Bundesligaboss Seifert kündigte gütige Verhandlungen ums liebe Geld an, vorausgesetzt, er könne erkennen, dass der DFB sich tiefgreifend reformiere. Zuletzt habe er sich mit Blick auf den Mutterverband der DFL und der Geldströme nach unten oft gefragt: „Dienen diese Summen tatsächlich dem Fußball? Denn wenn sie in ein ineffizientes System investieren, erhöhen Sie nicht den Grad der Effizienz, sondern den der Ineffizienz.“

Effizient arbeiten will der neue starke Mann im DFB mit Hingabe. Grundsätzlich, so Keller, sehe er seine Aufgabe im nationalen Bereich. „Ich möchte nicht in Gremien der Fifa und Uefa gehen. Ich habe Herrn Koch gebeten, diese Aufgaben zu übernehmen.“ Ohnehin sei die Aufgabe des DFB-Präsidenten ein Fulltimejob, von dem er sich nicht auffressen lassen will. „Ich möchte auch noch mal eine Bratwurst bei einem Amateurspiel essen. Das will ich mir nicht nehmen lassen.“ Und doch: Er werde die Aufgabe intensiv angehen: „Entweder mache ich es richtig oder gar nicht.“ Zunächst werde einen unabhängiger Vergütungsausschuss ins Leben gerufen, um die Zahlungen an die Präsidiumsmitglieder in einem transparenten Vorgang zu bestimmen.

Bezüglich der Nominierung des im Profilager kritisch gesehenen Amateurvertreters Koch für die Uefa- und Fifa-Regierungsarbeit äußerte Seifert kühl: „Ich halte die Ämter von Fifa und Uefa in Deutschland für überschätzt. Internationale Arbeit besteht darin, Netzwerke aufzubauen. Da hat der DFB in den letzten Jahren signifikant an Einfluss verloren.“ Die DFL unterstütze „Herrn Koch darin, dass wir eine verlässliche deutsche Position einnehmen.“ Das sei zuletzt wahrlich nicht immer der Fall gewesen.

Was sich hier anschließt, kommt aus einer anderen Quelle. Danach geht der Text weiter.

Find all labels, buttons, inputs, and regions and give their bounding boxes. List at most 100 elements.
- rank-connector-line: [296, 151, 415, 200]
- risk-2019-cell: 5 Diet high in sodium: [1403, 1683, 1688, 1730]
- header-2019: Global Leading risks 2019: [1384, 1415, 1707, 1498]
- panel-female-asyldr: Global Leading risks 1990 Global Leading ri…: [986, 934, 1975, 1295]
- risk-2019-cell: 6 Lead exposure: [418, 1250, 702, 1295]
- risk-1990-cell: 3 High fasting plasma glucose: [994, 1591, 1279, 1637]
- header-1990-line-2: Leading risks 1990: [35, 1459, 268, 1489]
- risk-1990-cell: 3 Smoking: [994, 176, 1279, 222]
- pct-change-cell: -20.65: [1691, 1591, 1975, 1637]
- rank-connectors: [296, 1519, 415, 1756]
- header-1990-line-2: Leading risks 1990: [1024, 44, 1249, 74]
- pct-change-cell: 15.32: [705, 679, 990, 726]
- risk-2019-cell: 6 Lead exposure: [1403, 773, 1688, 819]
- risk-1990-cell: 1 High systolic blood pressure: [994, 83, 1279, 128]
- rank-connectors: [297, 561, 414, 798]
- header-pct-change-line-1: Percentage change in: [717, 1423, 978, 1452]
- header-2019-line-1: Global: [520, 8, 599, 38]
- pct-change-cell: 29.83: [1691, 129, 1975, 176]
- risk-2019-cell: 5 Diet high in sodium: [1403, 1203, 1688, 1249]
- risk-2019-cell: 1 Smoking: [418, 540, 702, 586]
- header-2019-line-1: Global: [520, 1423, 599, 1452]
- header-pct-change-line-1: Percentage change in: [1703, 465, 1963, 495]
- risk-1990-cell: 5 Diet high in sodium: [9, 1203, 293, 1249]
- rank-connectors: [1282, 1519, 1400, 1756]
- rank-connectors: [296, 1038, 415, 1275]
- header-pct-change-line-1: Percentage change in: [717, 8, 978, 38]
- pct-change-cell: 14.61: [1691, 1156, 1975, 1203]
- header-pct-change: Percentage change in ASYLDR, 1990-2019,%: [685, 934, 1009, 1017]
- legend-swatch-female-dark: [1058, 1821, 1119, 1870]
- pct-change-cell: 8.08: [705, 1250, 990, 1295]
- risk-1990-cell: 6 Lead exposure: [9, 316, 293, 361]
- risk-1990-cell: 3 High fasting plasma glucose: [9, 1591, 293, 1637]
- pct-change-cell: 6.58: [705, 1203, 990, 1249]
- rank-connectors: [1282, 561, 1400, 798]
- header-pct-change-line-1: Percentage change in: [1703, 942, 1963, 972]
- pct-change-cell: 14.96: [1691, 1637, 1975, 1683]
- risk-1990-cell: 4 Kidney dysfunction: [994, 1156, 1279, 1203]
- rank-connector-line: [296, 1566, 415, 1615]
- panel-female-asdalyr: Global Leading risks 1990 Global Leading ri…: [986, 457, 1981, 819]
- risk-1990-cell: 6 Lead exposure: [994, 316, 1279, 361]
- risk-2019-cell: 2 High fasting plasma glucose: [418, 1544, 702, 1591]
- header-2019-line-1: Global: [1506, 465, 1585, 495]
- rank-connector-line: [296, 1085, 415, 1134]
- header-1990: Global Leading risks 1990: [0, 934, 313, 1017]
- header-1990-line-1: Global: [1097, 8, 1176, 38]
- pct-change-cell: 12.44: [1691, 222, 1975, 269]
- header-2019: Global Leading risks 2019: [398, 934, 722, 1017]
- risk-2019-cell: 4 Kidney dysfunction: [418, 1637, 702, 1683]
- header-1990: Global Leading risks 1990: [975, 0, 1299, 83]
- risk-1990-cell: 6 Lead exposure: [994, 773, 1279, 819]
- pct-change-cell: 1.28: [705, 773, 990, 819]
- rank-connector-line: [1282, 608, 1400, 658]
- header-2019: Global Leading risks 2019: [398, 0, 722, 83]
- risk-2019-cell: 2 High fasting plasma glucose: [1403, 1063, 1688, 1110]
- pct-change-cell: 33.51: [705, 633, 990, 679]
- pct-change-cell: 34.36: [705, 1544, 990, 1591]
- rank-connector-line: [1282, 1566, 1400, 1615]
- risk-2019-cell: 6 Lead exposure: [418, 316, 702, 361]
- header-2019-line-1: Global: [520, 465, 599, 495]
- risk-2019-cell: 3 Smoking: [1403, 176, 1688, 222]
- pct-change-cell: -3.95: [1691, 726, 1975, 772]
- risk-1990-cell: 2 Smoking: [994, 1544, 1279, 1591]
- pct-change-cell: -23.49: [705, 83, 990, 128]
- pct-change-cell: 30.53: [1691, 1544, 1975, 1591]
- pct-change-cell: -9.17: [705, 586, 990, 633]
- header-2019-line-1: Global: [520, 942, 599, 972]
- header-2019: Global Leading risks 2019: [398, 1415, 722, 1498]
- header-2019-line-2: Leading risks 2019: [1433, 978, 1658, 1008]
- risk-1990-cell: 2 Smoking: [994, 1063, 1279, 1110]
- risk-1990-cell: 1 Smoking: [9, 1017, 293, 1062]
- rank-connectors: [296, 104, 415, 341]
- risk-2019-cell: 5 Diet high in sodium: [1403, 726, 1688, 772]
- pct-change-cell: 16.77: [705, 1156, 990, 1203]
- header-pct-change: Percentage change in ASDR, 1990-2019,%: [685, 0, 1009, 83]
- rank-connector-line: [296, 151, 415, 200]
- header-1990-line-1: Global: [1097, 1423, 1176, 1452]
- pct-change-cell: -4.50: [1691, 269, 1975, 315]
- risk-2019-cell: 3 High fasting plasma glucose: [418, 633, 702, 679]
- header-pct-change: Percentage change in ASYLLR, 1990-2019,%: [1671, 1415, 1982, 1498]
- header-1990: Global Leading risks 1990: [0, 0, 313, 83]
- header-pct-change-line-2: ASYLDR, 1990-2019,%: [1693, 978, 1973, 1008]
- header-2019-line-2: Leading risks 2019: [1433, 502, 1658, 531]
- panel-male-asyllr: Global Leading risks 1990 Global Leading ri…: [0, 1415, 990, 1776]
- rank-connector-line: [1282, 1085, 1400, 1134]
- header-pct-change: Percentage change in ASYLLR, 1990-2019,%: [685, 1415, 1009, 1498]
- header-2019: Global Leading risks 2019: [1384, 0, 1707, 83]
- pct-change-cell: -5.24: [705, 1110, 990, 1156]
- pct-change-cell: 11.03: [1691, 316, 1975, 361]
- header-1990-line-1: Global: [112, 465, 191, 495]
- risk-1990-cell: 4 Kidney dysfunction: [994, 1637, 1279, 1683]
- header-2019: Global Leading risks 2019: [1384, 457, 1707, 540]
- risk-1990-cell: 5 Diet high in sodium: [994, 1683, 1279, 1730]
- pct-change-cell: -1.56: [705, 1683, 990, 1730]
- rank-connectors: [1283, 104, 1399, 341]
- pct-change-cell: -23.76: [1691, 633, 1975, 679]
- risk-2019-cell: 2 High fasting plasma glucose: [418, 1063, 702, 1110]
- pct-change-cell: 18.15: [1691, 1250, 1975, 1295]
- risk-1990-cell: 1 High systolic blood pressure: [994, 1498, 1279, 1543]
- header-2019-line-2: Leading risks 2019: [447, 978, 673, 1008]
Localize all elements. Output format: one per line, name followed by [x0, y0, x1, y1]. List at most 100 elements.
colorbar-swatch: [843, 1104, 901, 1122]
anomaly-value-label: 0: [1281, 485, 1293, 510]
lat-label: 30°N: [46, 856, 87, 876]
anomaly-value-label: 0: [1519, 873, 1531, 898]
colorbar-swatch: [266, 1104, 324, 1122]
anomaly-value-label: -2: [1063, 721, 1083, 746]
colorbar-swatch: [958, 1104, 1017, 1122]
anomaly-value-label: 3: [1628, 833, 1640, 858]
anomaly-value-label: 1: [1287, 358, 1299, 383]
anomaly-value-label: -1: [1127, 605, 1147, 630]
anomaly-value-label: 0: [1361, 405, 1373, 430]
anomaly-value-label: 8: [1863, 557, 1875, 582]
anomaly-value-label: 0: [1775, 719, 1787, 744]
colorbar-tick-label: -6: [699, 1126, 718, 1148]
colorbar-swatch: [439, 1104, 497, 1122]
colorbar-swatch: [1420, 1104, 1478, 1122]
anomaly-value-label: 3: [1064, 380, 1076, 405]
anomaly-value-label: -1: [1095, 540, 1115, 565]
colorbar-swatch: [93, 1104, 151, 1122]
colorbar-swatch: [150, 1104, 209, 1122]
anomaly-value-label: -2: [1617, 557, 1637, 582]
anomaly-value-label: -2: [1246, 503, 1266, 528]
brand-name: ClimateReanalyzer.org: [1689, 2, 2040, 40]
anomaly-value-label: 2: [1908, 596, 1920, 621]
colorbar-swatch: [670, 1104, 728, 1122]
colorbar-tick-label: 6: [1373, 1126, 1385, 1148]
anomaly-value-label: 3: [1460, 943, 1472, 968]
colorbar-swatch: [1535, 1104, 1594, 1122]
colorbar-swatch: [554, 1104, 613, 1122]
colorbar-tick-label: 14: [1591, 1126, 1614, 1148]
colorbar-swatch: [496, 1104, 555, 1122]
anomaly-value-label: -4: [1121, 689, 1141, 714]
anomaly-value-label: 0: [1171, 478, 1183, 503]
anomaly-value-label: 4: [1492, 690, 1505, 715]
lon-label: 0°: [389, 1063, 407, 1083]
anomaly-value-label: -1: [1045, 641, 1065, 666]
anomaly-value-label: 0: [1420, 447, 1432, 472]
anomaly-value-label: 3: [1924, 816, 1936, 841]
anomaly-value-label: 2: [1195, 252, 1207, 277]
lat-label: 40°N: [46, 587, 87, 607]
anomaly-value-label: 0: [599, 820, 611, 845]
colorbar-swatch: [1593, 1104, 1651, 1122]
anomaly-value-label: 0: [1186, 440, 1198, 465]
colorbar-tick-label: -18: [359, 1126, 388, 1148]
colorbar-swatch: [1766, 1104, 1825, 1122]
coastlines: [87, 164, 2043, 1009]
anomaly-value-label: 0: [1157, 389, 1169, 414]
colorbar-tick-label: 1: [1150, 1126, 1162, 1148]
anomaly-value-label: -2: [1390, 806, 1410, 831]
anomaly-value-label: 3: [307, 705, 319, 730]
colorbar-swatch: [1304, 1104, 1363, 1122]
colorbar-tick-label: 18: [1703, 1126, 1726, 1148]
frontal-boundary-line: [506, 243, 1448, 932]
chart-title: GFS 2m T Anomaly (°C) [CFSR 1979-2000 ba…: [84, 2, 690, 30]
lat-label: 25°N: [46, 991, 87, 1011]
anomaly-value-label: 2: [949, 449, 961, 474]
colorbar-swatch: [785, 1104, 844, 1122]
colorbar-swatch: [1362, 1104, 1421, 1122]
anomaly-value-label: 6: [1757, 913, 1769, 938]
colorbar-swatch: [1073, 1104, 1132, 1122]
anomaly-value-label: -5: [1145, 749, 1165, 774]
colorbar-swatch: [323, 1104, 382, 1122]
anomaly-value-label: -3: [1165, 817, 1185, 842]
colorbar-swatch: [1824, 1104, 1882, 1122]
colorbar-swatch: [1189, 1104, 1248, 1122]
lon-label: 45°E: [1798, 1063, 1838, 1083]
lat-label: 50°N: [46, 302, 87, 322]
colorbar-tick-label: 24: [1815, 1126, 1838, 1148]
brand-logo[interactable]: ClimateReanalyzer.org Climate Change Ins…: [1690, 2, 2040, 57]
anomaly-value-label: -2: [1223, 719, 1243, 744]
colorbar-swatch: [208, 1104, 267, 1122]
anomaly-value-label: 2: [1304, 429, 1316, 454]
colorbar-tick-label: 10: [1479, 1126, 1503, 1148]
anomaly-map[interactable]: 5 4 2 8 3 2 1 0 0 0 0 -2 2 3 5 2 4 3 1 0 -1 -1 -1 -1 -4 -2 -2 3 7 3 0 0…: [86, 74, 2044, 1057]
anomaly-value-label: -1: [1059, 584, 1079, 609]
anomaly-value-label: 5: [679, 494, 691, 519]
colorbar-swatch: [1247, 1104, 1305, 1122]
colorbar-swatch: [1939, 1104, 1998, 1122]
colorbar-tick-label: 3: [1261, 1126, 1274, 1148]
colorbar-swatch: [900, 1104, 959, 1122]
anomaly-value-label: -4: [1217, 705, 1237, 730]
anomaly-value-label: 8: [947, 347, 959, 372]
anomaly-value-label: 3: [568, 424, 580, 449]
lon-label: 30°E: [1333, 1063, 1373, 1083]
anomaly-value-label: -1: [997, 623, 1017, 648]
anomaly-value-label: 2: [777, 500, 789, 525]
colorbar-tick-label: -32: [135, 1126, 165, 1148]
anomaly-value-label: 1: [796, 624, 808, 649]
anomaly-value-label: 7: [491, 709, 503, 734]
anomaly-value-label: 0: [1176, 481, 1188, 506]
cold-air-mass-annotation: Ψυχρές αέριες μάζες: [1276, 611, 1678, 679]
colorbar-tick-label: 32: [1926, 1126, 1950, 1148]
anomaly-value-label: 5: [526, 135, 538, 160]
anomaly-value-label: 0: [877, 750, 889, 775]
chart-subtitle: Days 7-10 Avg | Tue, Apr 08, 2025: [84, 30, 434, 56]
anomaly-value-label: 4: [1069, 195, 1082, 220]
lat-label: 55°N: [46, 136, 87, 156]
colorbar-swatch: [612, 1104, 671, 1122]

Rainer Koch wird sich Anfang März in Amsterdam um ein Amt im Uefa-Exekutivkomitee bewerben und hofft, sodann auch ins mächtige Fifa-Council entsendet zu werden. Er sei derzeit dabei, sich von seinem Brotberuf als Richter am Oberlandesgericht in München endgültig zu verabschieden.